Es un reto para todos los partidos políticos. Todos los que se consideren democráticos, claro. Porque recordemos que la LOC actual parte de un principio autoritario: el Estado como titular del derecho a la libre expresión. Un Estado que, por lo tanto. debía estar en todo y controlarlo todo.

En desactivar esa perversión, la Comisión de Derechos Colectivos ha trabajado y ha avanzado mucho. Lo reconocemos y agradecemos. Pero hay varias bombas que están activadas y deben ser tratadas con valentía por el pleno de la Asamblea para cumplir el objetivo que todos los sectores democráticos han dicho respetar: los estándares internacionales de libertad de expresión.

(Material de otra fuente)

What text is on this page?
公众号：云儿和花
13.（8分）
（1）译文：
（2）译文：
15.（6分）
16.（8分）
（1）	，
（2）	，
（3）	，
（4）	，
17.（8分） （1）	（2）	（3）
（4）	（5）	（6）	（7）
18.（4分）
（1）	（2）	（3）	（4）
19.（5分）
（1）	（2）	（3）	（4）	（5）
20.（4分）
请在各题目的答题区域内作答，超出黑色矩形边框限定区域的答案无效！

Nos permitimos sugerir algunos desafíos que se suman a las líneas rojas de las libertades:

 

  1. Medios Públicos. Garantizar su autonomía financiera y su independencia editorial debe ser una prioridad. Para eso es necesario ubicar en la Ley una fórmula de financiamiento clara que no dependa de la voluntad de ningún funcionario. Hay varios métodos que funcionan en el mundo. Discutamos algunos de ellos. En cuanto a la independencia es necesario reformular la composición de un directorio para darle un carácter plenamente técnico y ciudadano.
  2. Impulsar el periodismo de investigación como herramienta en la lucha contra la corrupción. Se deben eliminar las limitaciones que subsisten en las reformas sobre información de carácter reservado, que es solo un eufemismo para ocultar datos. Principalmente hay que proteger a quienes la filtran y no castigar a quienes la publican.
  3. Memoria y reparación. No es suficiente que la nueva LOC recupere, respete y promueva derechos. Es necesario promover la revisión de lo que pasó para llegar a la verdad, justicias y reparación a las víctimas. A la final, la Ley del correísmo fue un sofisticado dispositivo para minar de forma sistemática y masiva el derecho fundamental a la libertad de expresión.
  4. Diseño Institucional. El diseño institucional es demasiado importante. Quizás se pueda aprobar las reformas a la LOC con una composición transitoria del Cordicom e incluso del Arcotel, para luego dar forma a un nuevo diseño institucional que responda a la lógica de una sociedad que desea construir una democracia plena.

Fundamedios pide a los Asambleístas que en la discusión de las reformas a la LOC prevalezca un espíritu democrático que permita profundizar las reformas para conducirnos al cumplimento pleno de los estándares internacionales de libertad de expresión.

No tenemos otro camino si queremos un país democrático y libre.